CFRA Research analyst Tuna Amobi notes that AT&T’s spin off of WarnerMedia assets like HBO, Warner Bros. and CNN — which it bought for $85 billion in 2018 — is “consistent with its current strategic theme of ‘portfolio simplification’” after selling a 30 percent stake in DirecTV and its other video services, U-Verse and AT&T TV, to private equity firm TPG Capital in February in a deal valued at $16.25 billion. (In 2015, AT&T had bought DirecTV assets for $67 billion, including debt.)
Similarly, after spending more than $9 billion on buying media assets over the past six years, Verizon, under CEO Hans Vestberg, has retreated from the space. In November, Verizon offloaded news outlet HuffPost to rival BuzzFeed to focus on its wireless business. This month, the telecom agreed to sell Yahoo, AOL and the remainder of its Verizon Media brands to private equity firm Apollo Global Management in a $5 billion deal, retaining only a 10 percent stake.
In announcing the deal, Vestberg also highlighted the need for more attention and investment than the telecom firm was able to provide. “Verizon Media has done an incredible job turning the business around,” he said. “The next iteration requires full investment and the right resources.” Instead of owning programming businesses and competing with other content giants, Verizon is teaming with the likes of Disney to offer their brands, such as Disney+, its distribution reach to wireless customers.
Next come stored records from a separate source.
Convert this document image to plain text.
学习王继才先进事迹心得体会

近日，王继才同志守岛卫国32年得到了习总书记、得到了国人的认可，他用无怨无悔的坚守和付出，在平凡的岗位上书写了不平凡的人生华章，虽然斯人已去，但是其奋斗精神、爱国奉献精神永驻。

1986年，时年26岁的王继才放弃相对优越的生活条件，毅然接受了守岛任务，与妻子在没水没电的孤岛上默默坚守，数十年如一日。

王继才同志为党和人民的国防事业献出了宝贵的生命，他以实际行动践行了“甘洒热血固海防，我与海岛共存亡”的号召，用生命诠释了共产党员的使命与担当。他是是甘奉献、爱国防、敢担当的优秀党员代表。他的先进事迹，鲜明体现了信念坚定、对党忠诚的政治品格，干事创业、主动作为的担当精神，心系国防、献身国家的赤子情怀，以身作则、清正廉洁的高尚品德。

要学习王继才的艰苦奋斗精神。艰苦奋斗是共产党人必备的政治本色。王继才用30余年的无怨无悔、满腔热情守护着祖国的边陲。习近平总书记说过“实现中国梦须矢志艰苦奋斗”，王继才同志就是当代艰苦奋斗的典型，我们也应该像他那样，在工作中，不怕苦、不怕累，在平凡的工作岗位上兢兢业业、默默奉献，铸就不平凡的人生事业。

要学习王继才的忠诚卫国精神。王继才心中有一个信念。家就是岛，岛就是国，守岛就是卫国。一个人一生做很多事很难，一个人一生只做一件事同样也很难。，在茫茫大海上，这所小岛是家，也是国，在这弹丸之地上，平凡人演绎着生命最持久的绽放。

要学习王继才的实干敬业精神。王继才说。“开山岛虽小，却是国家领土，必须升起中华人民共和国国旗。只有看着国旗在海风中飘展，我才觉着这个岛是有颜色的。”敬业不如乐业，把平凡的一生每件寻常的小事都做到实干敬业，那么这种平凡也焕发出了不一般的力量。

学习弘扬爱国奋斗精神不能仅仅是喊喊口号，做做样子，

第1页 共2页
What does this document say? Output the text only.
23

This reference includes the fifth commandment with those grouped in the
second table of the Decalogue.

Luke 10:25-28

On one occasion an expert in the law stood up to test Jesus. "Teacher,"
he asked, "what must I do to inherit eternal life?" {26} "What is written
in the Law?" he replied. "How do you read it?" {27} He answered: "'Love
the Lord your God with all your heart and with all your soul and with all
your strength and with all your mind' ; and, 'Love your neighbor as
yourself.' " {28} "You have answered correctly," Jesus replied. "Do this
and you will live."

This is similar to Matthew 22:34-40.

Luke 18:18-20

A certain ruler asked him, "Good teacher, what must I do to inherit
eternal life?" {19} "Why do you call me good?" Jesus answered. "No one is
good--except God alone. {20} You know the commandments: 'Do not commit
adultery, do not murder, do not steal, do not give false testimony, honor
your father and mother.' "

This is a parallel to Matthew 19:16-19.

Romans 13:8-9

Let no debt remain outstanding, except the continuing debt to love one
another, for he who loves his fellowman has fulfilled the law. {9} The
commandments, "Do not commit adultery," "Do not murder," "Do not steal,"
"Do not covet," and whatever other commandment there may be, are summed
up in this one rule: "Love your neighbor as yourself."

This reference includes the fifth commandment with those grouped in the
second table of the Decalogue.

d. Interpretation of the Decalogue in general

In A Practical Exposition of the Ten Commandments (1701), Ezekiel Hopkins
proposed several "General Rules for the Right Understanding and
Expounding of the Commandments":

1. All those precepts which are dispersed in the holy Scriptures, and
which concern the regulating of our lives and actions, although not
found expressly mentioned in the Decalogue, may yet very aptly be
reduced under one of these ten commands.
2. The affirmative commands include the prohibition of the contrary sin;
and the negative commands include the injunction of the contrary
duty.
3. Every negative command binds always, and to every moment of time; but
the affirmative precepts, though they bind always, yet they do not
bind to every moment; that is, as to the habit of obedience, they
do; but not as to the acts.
AT&T’s debt load of $180.2 billion as of March 31 is a key part of its change of mind on owning media. “AT&T doesn’t have the money to invest in 5G, streaming media, and consumer fiber all at the same time,” MoffettNathanson analyst Craig Moffett says. The Discovery deal will “refocus AT&T on their core telecommunications business.”
Bernstein analyst Peter Supino put it more bluntly in a recent report: “AT&T has too much debt.” And about WarnerMedia, Supino added: “Really, is there any way that the phone company will captain formerly mighty Time Warner to glory in the fragmented, ‘random-access’ media future which scared Jeff Bewkes, Rupert Murdoch, and the Scripps Trust into selling?”
Owning both content and distribution has been seen as out of vogue on Wall Street as many companies have sharpened their focus on more narrowly defined fields of business. The one exception is NBCUniversal owner Comcast, which has kept touting the benefits of vertical integration as it bets on streamer Peacock (and the growth of its Sky TV portfolio internationally. (To note: NBCU expects losses of $2 billion for Peacock for 2020 and 2021.) “TV’s transition from the legacy bundle to Internet distribution has increased capital intensity and to date lowered the returns for all involved,” wrote Morgan Stanley analyst Benjamin Swinburne in a report. “The need for global scale with global brands is clear.”
LightShed Partners analyst Rich Greenfield, meanwhile, reiterated his November assessment that “the hoped-for synergies of vertical integration were ‘fool’s gold,’ as history has shown over and over again.”